Initial results indicated continuous communication between the aircraft and Globalstar’s satellite system with only brief interruptions during extreme maneuvering, which reconnected quickly. The Cirrus SR22 test flights focused on testing the ability of ALAS to continuously pass two-way data between the aircraft and NASA’s ground control station using remote control capabilities.
The first of two 40 minute flights included extreme maneuvering with two 60 degree bank angle turns specifically designed to test the ALAS connection. The second flight produced similar results during a series of maneuvers involving heading and altitude changes.

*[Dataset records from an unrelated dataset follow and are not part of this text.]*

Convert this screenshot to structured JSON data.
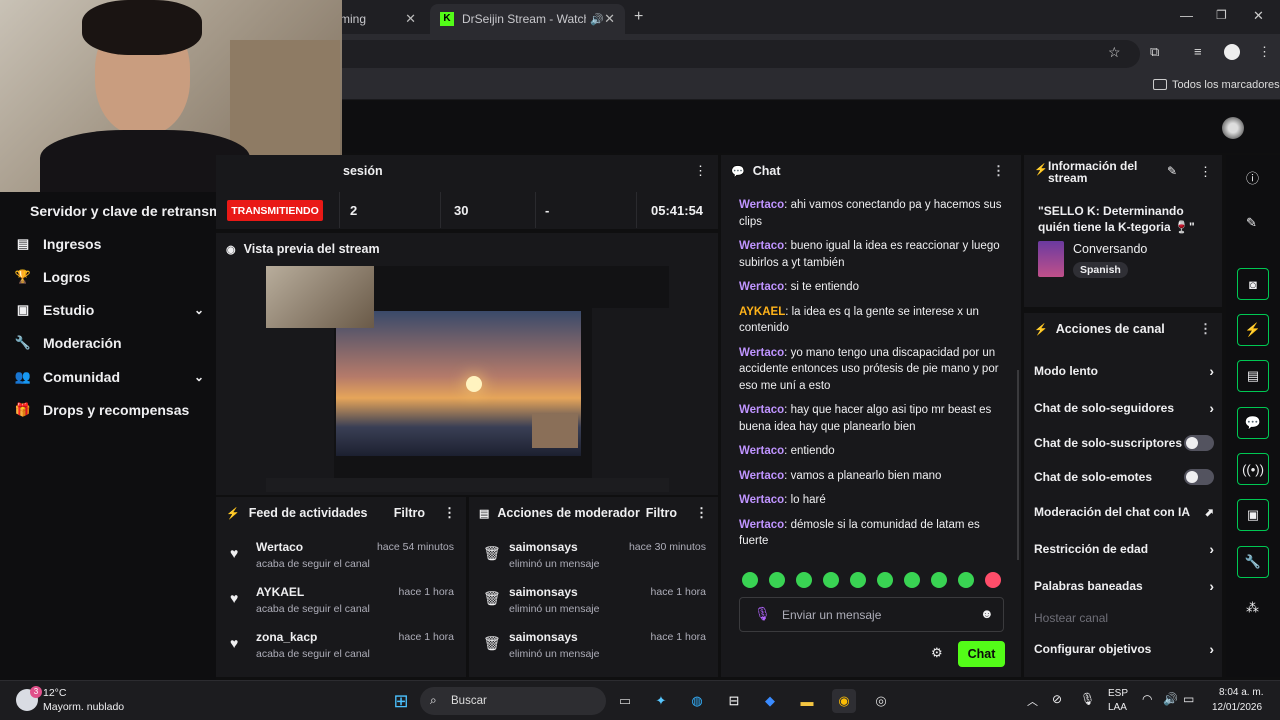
{
  "browser": {
    "tabs": [
      {
        "label": "ming"
      },
      {
        "label": "DrSeijin Stream - Watch Liv"
      }
    ],
    "bookmarks_label": "Todos los marcadores"
  },
  "sidebar": {
    "stream_key_label": "Servidor y clave de retransm",
    "items": [
      {
        "label": "Ingresos",
        "icon": "list-icon"
      },
      {
        "label": "Logros",
        "icon": "trophy-icon"
      },
      {
        "label": "Estudio",
        "icon": "studio-icon"
      },
      {
        "label": "Moderación",
        "icon": "wrench-icon"
      },
      {
        "label": "Comunidad",
        "icon": "people-icon"
      },
      {
        "label": "Drops y recompensas",
        "icon": "gift-icon"
      }
    ]
  },
  "session": {
    "title": "sesión",
    "status": "TRANSMITIENDO",
    "stats": [
      "2",
      "30",
      "-",
      "05:41:54"
    ]
  },
  "preview": {
    "title": "Vista previa del stream"
  },
  "activity_feed": {
    "title": "Feed de actividades",
    "filter_label": "Filtro",
    "items": [
      {
        "name": "Wertaco",
        "sub": "acaba de seguir el canal",
        "time": "hace 54 minutos"
      },
      {
        "name": "AYKAEL",
        "sub": "acaba de seguir el canal",
        "time": "hace 1 hora"
      },
      {
        "name": "zona_kacp",
        "sub": "acaba de seguir el canal",
        "time": "hace 1 hora"
      }
    ]
  },
  "mod_actions": {
    "title": "Acciones de moderador",
    "filter_label": "Filtro",
    "items": [
      {
        "name": "saimonsays",
        "sub": "eliminó un mensaje",
        "time": "hace 30 minutos"
      },
      {
        "name": "saimonsays",
        "sub": "eliminó un mensaje",
        "time": "hace 1 hora"
      },
      {
        "name": "saimonsays",
        "sub": "eliminó un mensaje",
        "time": "hace 1 hora"
      }
    ]
  },
  "chat": {
    "title": "Chat",
    "messages": [
      {
        "user": "Wertaco",
        "text": "ahi vamos conectando pa y hacemos sus clips",
        "color": "#bf94ff"
      },
      {
        "user": "Wertaco",
        "text": "bueno igual la idea es reaccionar y luego subirlos a yt también",
        "color": "#bf94ff"
      },
      {
        "user": "Wertaco",
        "text": "si te entiendo",
        "color": "#bf94ff"
      },
      {
        "user": "AYKAEL",
        "text": "la idea es q la gente se interese x un contenido",
        "color": "#ffb31a"
      },
      {
        "user": "Wertaco",
        "text": "yo mano tengo una discapacidad por un accidente entonces uso prótesis de pie mano y por eso me uní a esto",
        "color": "#bf94ff"
      },
      {
        "user": "Wertaco",
        "text": "hay que hacer algo asi tipo mr beast es buena idea hay que planearlo bien",
        "color": "#bf94ff"
      },
      {
        "user": "Wertaco",
        "text": "entiendo",
        "color": "#bf94ff"
      },
      {
        "user": "Wertaco",
        "text": "vamos a planearlo bien mano",
        "color": "#bf94ff"
      },
      {
        "user": "Wertaco",
        "text": "lo haré",
        "color": "#bf94ff"
      },
      {
        "user": "Wertaco",
        "text": "démosle si la comunidad de latam es fuerte",
        "color": "#bf94ff"
      }
    ],
    "input_placeholder": "Enviar un mensaje",
    "send_label": "Chat"
  },
  "stream_info": {
    "title_line1": "Información del",
    "title_line2": "stream",
    "stream_title": "\"SELLO K: Determinando quién tiene la K-tegoria 🍷\"",
    "category": "Conversando",
    "language": "Spanish"
  },
  "channel_actions": {
    "title": "Acciones de canal",
    "items": [
      {
        "label": "Modo lento",
        "control": "chevron"
      },
      {
        "label": "Chat de solo-seguidores",
        "control": "chevron"
      },
      {
        "label": "Chat de solo-suscriptores",
        "control": "toggle"
      },
      {
        "label": "Chat de solo-emotes",
        "control": "toggle"
      },
      {
        "label": "Moderación del chat con IA",
        "control": "external"
      },
      {
        "label": "Restricción de edad",
        "control": "chevron"
      },
      {
        "label": "Palabras baneadas",
        "control": "chevron"
      },
      {
        "label": "Hostear canal",
        "control": "none"
      },
      {
        "label": "Configurar objetivos",
        "control": "chevron"
      }
    ]
  },
  "taskbar": {
    "temp": "12°C",
    "weather": "Mayorm. nublado",
    "weather_badge": "3",
    "search_label": "Buscar",
    "lang1": "ESP",
    "lang2": "LAA",
    "time": "8:04 a. m.",
    "date": "12/01/2026"
  },
  "colors": {
    "accent_green": "#53fc18",
    "live_red": "#e91916",
    "username_purple": "#bf94ff",
    "username_orange": "#ffb31a"
  }
}
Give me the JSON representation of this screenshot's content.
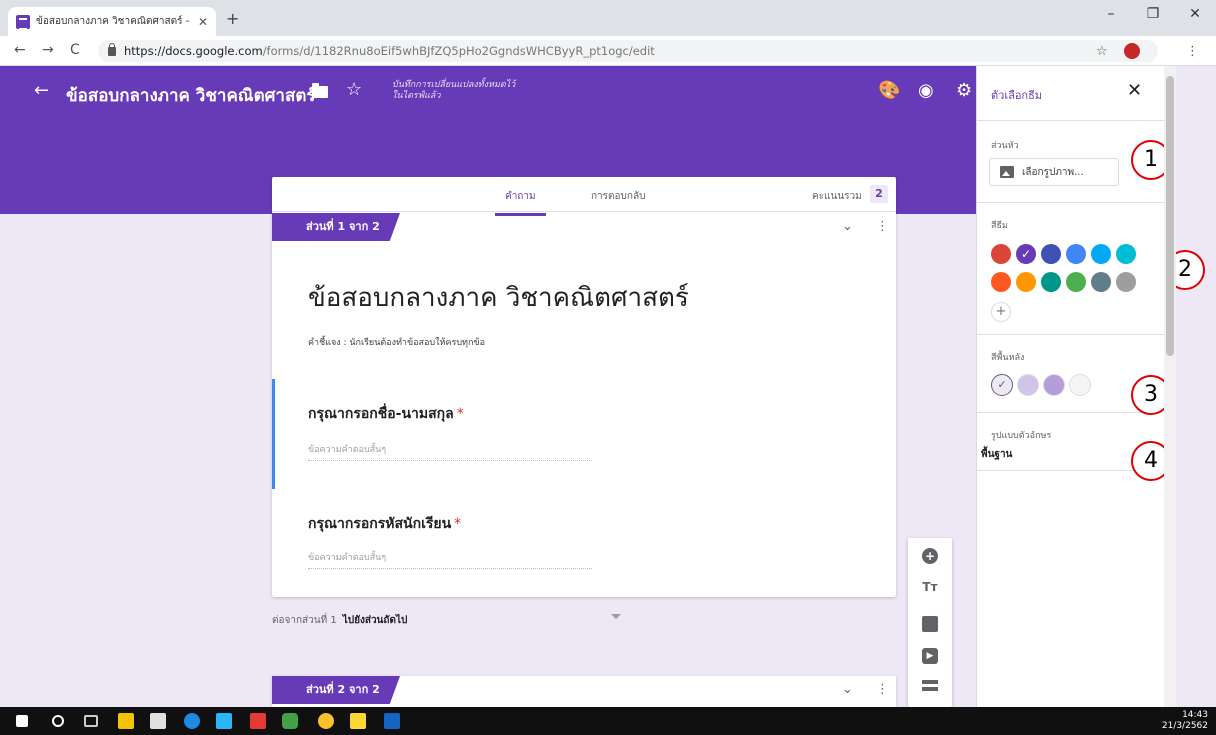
{
  "browser": {
    "tab_title": "ข้อสอบกลางภาค วิชาคณิตศาสตร์ - G",
    "url_domain": "https://docs.google.com",
    "url_path": "/forms/d/1182Rnu8oEif5whBJfZQ5pHo2GgndsWHCByyR_pt1ogc/edit"
  },
  "header": {
    "title": "ข้อสอบกลางภาค วิชาคณิตศาสตร์",
    "save_status": "บันทึกการเปลี่ยนแปลงทั้งหมดไว้\nในไดรฟ์แล้ว"
  },
  "form": {
    "tabs": {
      "questions": "คำถาม",
      "responses": "การตอบกลับ"
    },
    "total_points_label": "คะแนนรวม",
    "total_points": "2",
    "section1_label": "ส่วนที่ 1 จาก 2",
    "section2_label": "ส่วนที่ 2 จาก 2",
    "title": "ข้อสอบกลางภาค วิชาคณิตศาสตร์",
    "description": "คำชี้แจง : นักเรียนต้องทำข้อสอบให้ครบทุกข้อ",
    "questions": [
      {
        "title": "กรุณากรอกชื่อ-นามสกุล",
        "placeholder": "ข้อความคำตอบสั้นๆ"
      },
      {
        "title": "กรุณากรอกรหัสนักเรียน",
        "placeholder": "ข้อความคำตอบสั้นๆ"
      }
    ],
    "required_mark": "*",
    "after_section_label": "ต่อจากส่วนที่ 1",
    "after_section_value": "ไปยังส่วนถัดไป"
  },
  "theme_panel": {
    "title": "ตัวเลือกธีม",
    "header_label": "ส่วนหัว",
    "choose_image": "เลือกรูปภาพ...",
    "theme_color_label": "สีธีม",
    "theme_colors": [
      "#db4437",
      "#673ab7",
      "#3f51b5",
      "#4285f4",
      "#03a9f4",
      "#00bcd4",
      "#ff5722",
      "#ff9800",
      "#009688",
      "#4caf50",
      "#607d8b",
      "#9e9e9e"
    ],
    "background_label": "สีพื้นหลัง",
    "background_colors": [
      "#ede7f6",
      "#d1c4e9",
      "#b39ddb",
      "#f5f5f5"
    ],
    "font_style_label": "รูปแบบตัวอักษร",
    "font_style_value": "พื้นฐาน"
  },
  "callouts": [
    "1",
    "2",
    "3",
    "4"
  ],
  "taskbar": {
    "time": "14:43",
    "date": "21/3/2562"
  }
}
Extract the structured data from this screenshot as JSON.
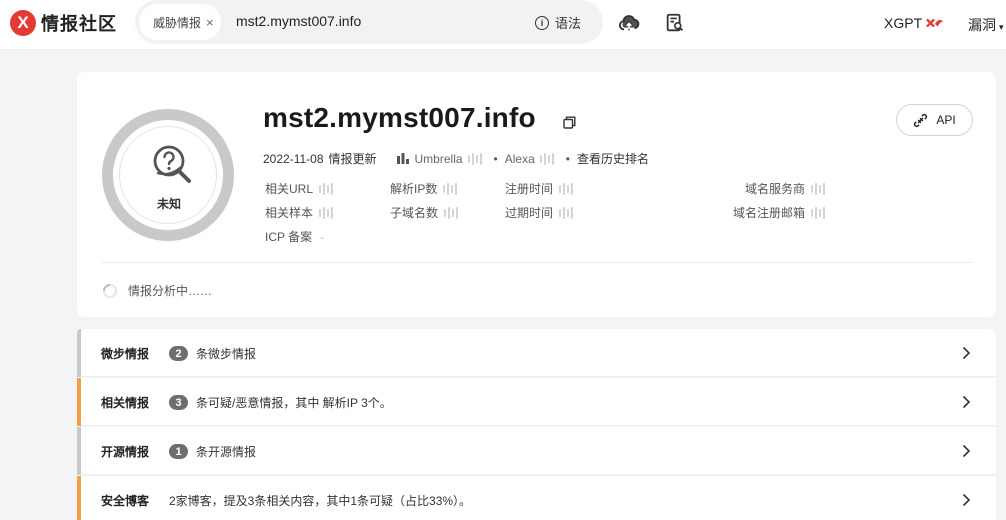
{
  "brand": {
    "logo_letter": "X",
    "name": "情报社区",
    "accent": "#e53935"
  },
  "search": {
    "chip_label": "威胁情报",
    "chip_close": "×",
    "query": "mst2.mymst007.info",
    "syntax_label": "语法"
  },
  "toolbar": {
    "upload_icon": "cloud-upload-icon",
    "report_icon": "report-search-icon",
    "xgpt_label": "XGPT",
    "vuln_label": "漏洞"
  },
  "summary": {
    "verdict": "未知",
    "domain": "mst2.mymst007.info",
    "api_label": "API",
    "updated_date": "2022-11-08",
    "updated_label": "情报更新",
    "umbrella_label": "Umbrella",
    "alexa_label": "Alexa",
    "history_rank_label": "查看历史排名",
    "fields": {
      "related_url": "相关URL",
      "resolved_ip_count": "解析IP数",
      "register_time": "注册时间",
      "registrar": "域名服务商",
      "related_samples": "相关样本",
      "subdomain_count": "子域名数",
      "expire_time": "过期时间",
      "registrant_email": "域名注册邮箱",
      "icp_label": "ICP 备案",
      "icp_value": "-"
    },
    "loading_text": "情报分析中……"
  },
  "sections": [
    {
      "title": "微步情报",
      "count": "2",
      "desc": "条微步情报",
      "stripe": "#c8c8c8"
    },
    {
      "title": "相关情报",
      "count": "3",
      "desc": "条可疑/恶意情报，其中 解析IP 3个。",
      "stripe": "#f0a04b"
    },
    {
      "title": "开源情报",
      "count": "1",
      "desc": "条开源情报",
      "stripe": "#c8c8c8"
    },
    {
      "title": "安全博客",
      "count": "",
      "desc": "2家博客，提及3条相关内容，其中1条可疑（占比33%）。",
      "stripe": "#f0a04b"
    }
  ]
}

Skip Nelson, President of ADS-B Technologies said, “NASA not only demonstrated that ALAS could perform well in maneuvers, but also confirmed that complex data such as flight control commands and aircraft state and status could be passed to a controller over the same robust Globalstar link in real time. This tells us that ALAS could provide a single, secure and potentially encrypted portal between the aircraft and the ground.”
ALAS is a simple, low cost peripheral that is designed to pass real-time one second ADS-B reports over the horizon to ADS-B ground stations from aircraft operating in remote and oceanic areas. The system is compatible with virtually any ADS-B avionics installation. It also does not interfere with the aircraft's normal ADS-B transmissions to terrestrial ground stations.
Jay Monroe, Chairman and CEO of Globalstar added, “We are pleased to see ALAS perform well under the scrutiny of NASA level testing. ALAS is a reliable, economical flight tracking solution and we look forward to our continued work with aviation interests such as NASA to further leverage this innovative technology.”